A escala 6×1, atualmente adotada em diversos setores do país, prevê seis dias consecutivos de trabalho para apenas um dia de descanso. A proposta original em discussão no Congresso busca reduzir a jornada para cinco dias trabalhados e dois dias de folga semanal, sem redução salarial, garantindo mais qualidade de vida ao trabalhador brasileiro.
No entanto, a emenda assinada pelos deputados federais Lúcio Mosquini, Coronel Chrisóstomo, Fernando Máximo e Thiago Flores propõe que o segundo dia de descanso semanal só passe a valer a partir de 2036.
Além disso, o texto altera a proposta inicial que previa redução gradual da carga horária para 36 horas semanais, estabelecendo o limite em 40 horas semanais. Outro trecho que gerou críticas autoriza que acordos individuais ou coletivos ampliem a jornada em até 30%, o que, na prática, pode permitir jornadas de até 52 horas por semana.
A situação provocou debates acalorados nas redes sociais e grupos de WhatsApp, principalmente entre trabalhadores e apoiadores da redução da jornada de trabalho.
O deputado federal Rafael Fera, do Podemos, também acabou envolvido na polêmica após ter seu nome divulgado como suposto apoiador da medida. No entanto, o parlamentar utilizou suas redes sociais para negar apoio à proposta e alegou que houve um equívoco dentro de seu gabinete.
Segundo Rafael Fera, um assessor técnico aderiu à emenda sem sua autorização. O deputado afirmou que, ao tomar conhecimento do caso, determinou imediatamente a retirada da assinatura digital.
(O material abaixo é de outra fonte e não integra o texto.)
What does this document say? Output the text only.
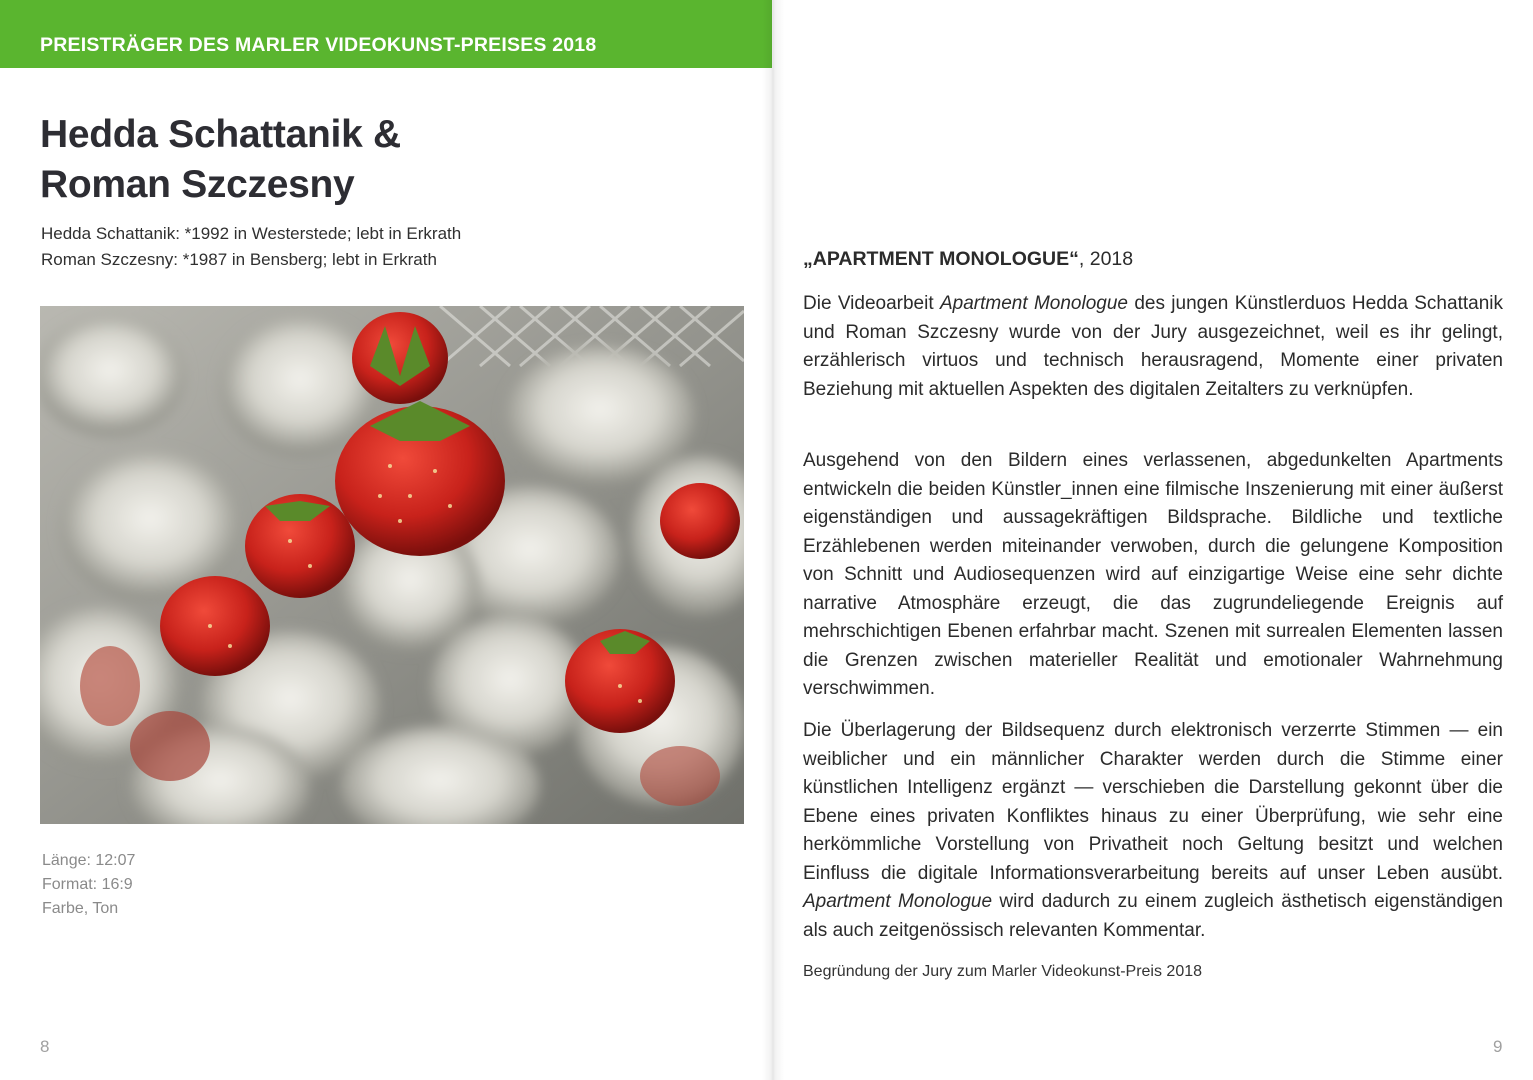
PREISTRÄGER DES MARLER VIDEOKUNST-PREISES 2018
Hedda Schattanik &
Roman Szczesny
Hedda Schattanik: *1992 in Westerstede; lebt in Erkrath
Roman Szczesny: *1987 in Bensberg; lebt in Erkrath
Länge: 12:07
Format: 16:9
Farbe, Ton
8
„APARTMENT MONOLOGUE“, 2018

Die Videoarbeit Apartment Monologue des jungen Künstlerduos Hedda Schattanik und Roman Szczesny wurde von der Jury ausgezeichnet, weil es ihr gelingt, erzählerisch virtuos und technisch herausragend, Momente einer privaten Beziehung mit aktuellen Aspekten des digitalen Zeitalters zu verknüpfen.

Ausgehend von den Bildern eines verlassenen, abgedunkelten Apartments entwickeln die beiden Künstler_innen eine filmische Inszenierung mit einer äußerst eigenständigen und aussagekräftigen Bildsprache. Bildliche und textliche Erzählebenen werden miteinander verwoben, durch die gelungene Komposition von Schnitt und Audiosequenzen wird auf einzigartige Weise eine sehr dichte narrative Atmosphäre erzeugt, die das zugrundeliegende Ereignis auf mehrschichtigen Ebenen erfahrbar macht. Szenen mit surrealen Elementen lassen die Grenzen zwischen materieller Realität und emotionaler Wahrnehmung verschwimmen.

Die Überlagerung der Bildsequenz durch elektronisch verzerrte Stimmen — ein weiblicher und ein männlicher Charakter werden durch die Stimme einer künstlichen Intelligenz ergänzt — verschieben die Darstellung gekonnt über die Ebene eines privaten Konfliktes hinaus zu einer Überprüfung, wie sehr eine herkömmliche Vorstellung von Privatheit noch Geltung besitzt und welchen Einfluss die digitale Informationsverarbeitung bereits auf unser Leben ausübt. Apartment Monologue wird dadurch zu einem zugleich ästhetisch eigenständigen als auch zeitgenössisch relevanten Kommentar.

Begründung der Jury zum Marler Videokunst-Preis 2018
9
“Quero ser absolutamente claro: não compactuo e nunca compactuarei com qualquer medida que prejudique o trabalhador brasileiro. Sou contra o aumento de jornada e a favor do fim da escala 6×1”, declarou o parlamentar.
Ainda na nota pública, Rafael Fera afirmou que acredita no direito do trabalhador ao descanso digno e ao convívio familiar, ressaltando que medidas administrativas já foram adotadas internamente.
O tema continua dividindo opiniões no Congresso Nacional. Enquanto parlamentares ligados ao setor empresarial defendem uma transição gradual para evitar impactos econômicos, movimentos trabalhistas argumentam que a mudança é necessária para melhorar a qualidade de vida e a saúde mental dos trabalhadores brasileiros.
A proposta segue em debate nas comissões da Câmara dos Deputados e promete continuar movimentando o cenário político nacional nos próximos meses.